Smith was a Knight Templar.

==Death and legacy==
Smith died of heat exhaustion during the Battle of Manila February 5, 1899, in the Philippines. His corpse was shipped back to San Francisco, California, where it received a Masonic service. Shortly after, his corpse was returned to Nashville, where it lay in the Nashville Masonic Temple, followed by a service in the Tabernacle. He was buried on April 19, 1899, at the Mount Olivet Cemetery.

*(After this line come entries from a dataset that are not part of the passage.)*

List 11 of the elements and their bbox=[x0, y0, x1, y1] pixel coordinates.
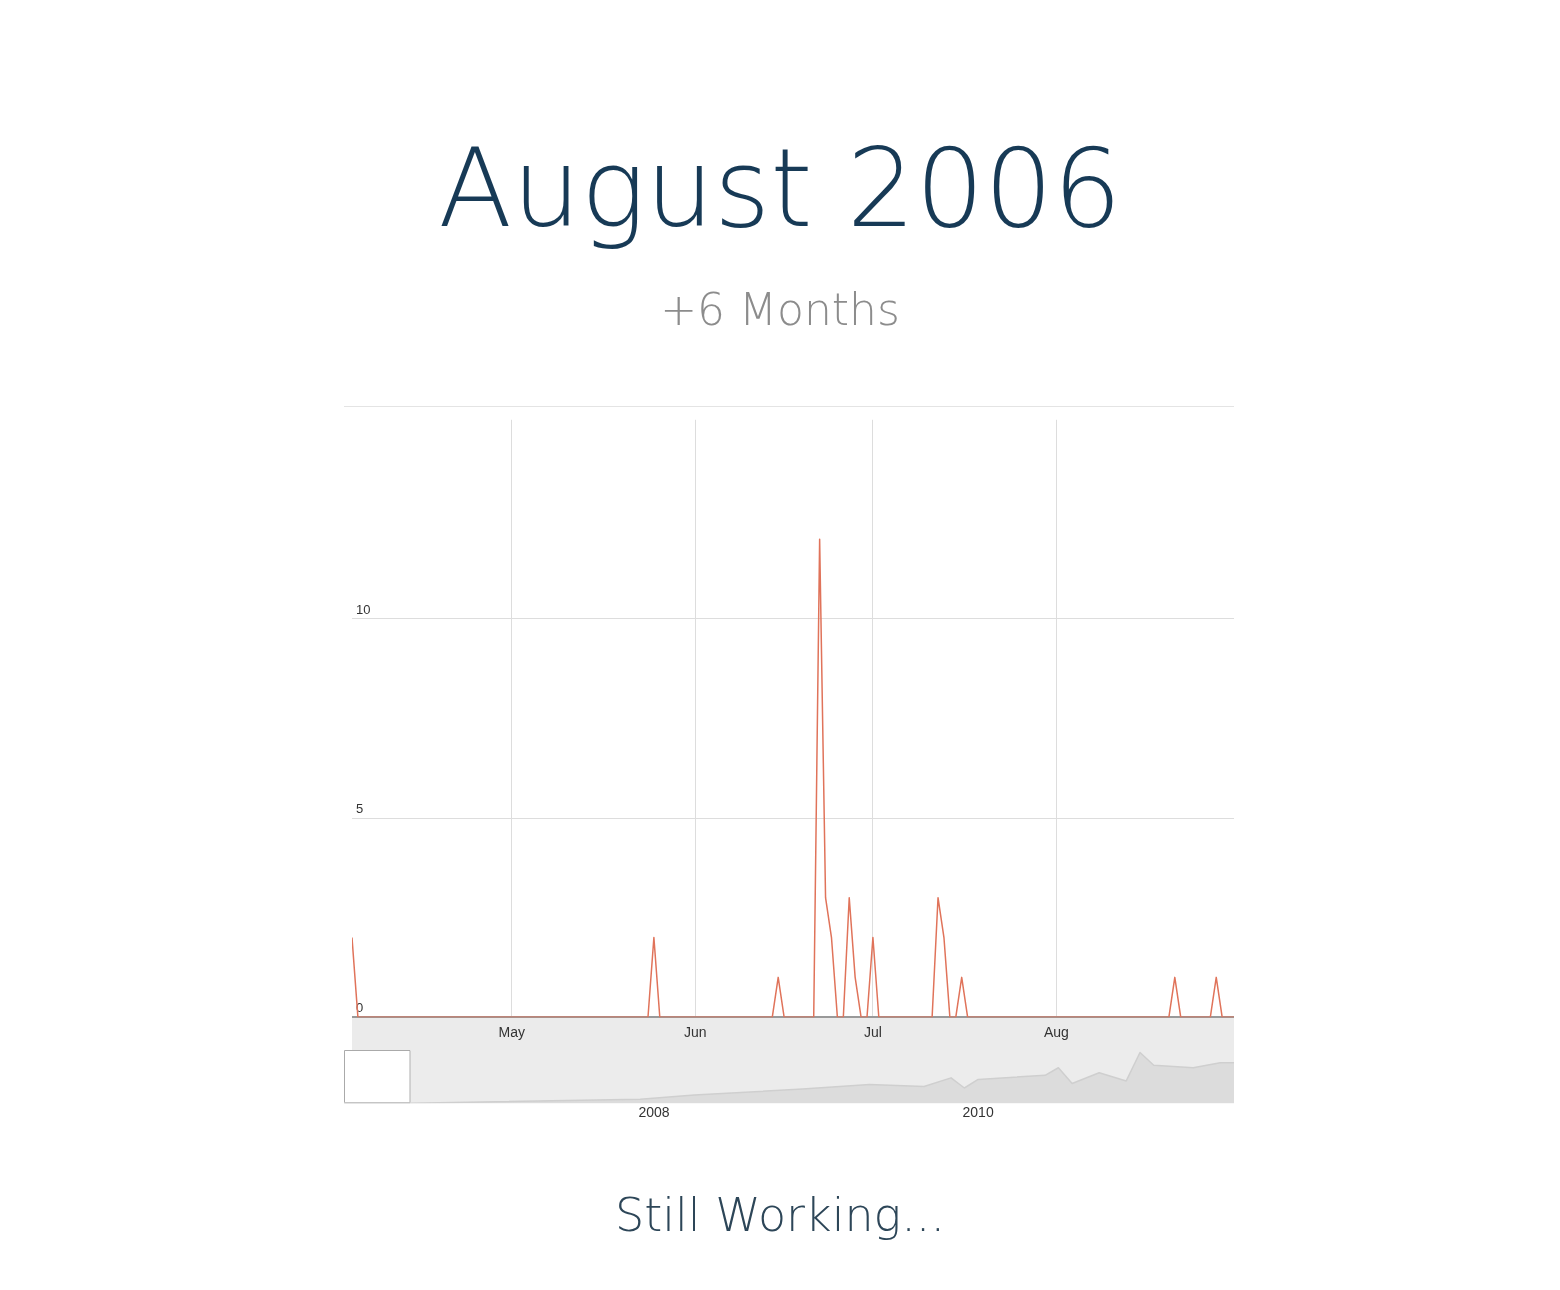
x-tick-label: 2010 bbox=[962, 1104, 994, 1121]
chart-subtitle: +6 Months bbox=[659, 284, 901, 335]
x-tick-label: Aug bbox=[1043, 1024, 1069, 1041]
y-tick-label: 5 bbox=[356, 800, 364, 816]
x-tick-label: May bbox=[498, 1024, 526, 1041]
text: Still Working... bbox=[613, 1188, 947, 1242]
x-tick-label: Jul bbox=[863, 1024, 882, 1041]
x-tick-label: 2008 bbox=[638, 1104, 670, 1121]
y-tick-label: 10 bbox=[356, 601, 371, 617]
chart-title: August 2006 bbox=[437, 126, 1123, 251]
x-tick-label: Jun bbox=[684, 1024, 707, 1041]
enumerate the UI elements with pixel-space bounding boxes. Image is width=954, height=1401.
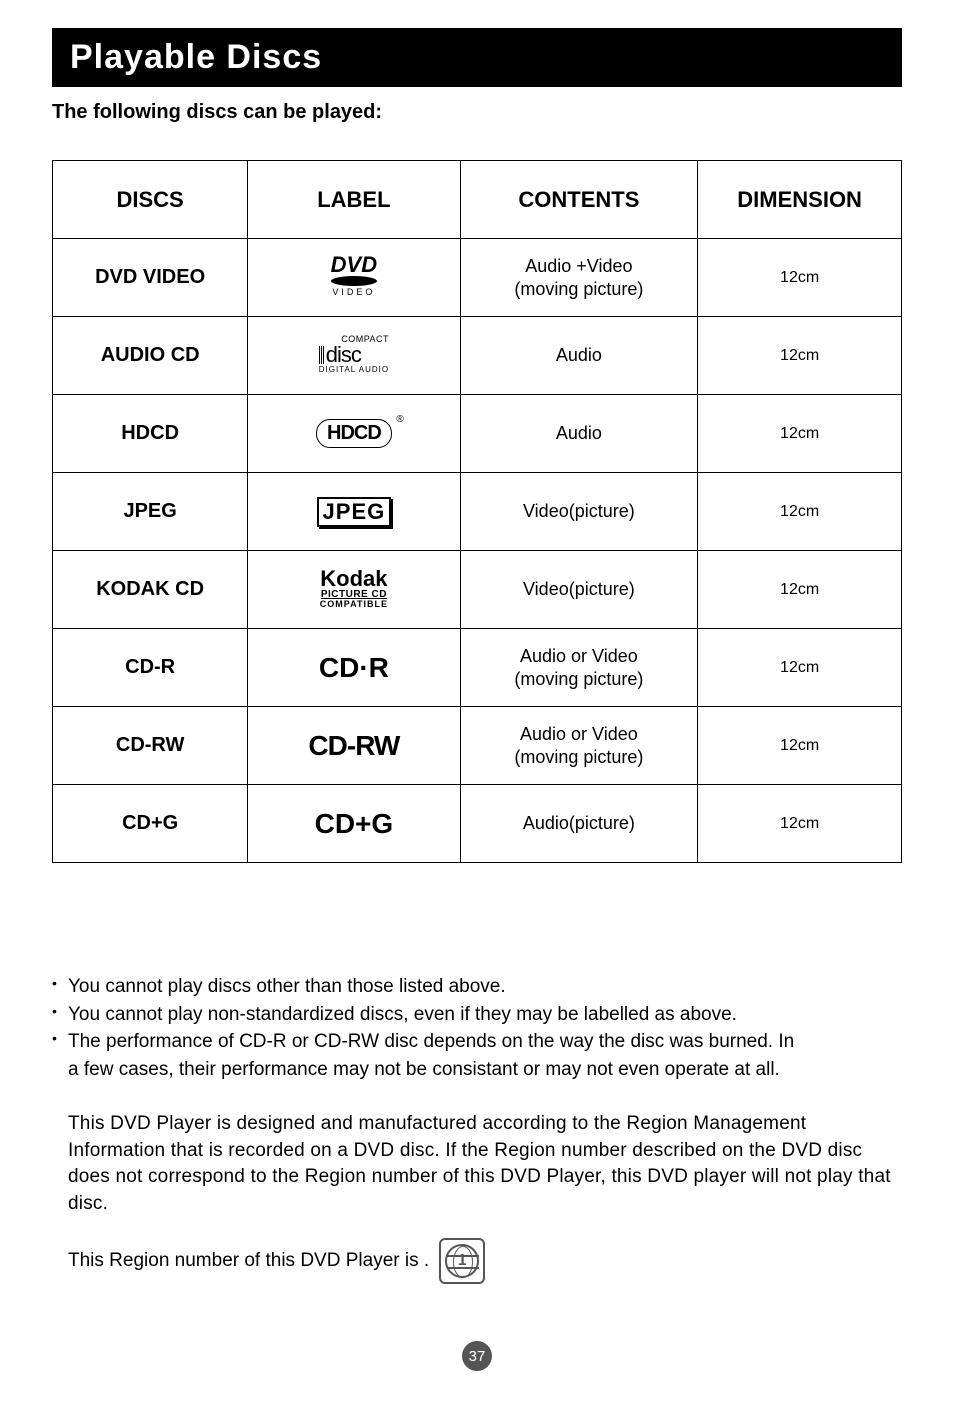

In 1903, an honorary plaque from the Nashville Red Cross Society was installed inside the Parthenon. The ceremony was attended by Benton McMillin, who served as the governor of Tennessee from 1899 to 1903.

The Parthenon has been listed on the National Register of Historic Places in Davidson County since February 23, 1972. Memorial Hall has been listed on the National Register of Historic Places in Wilson County since April 29, 1977. Meanwhile, one of Smith's apprentices, Clarence Kelley Colley, went on to become a renowned architect in his own right, with buildings listed on the National Register of Historic Places.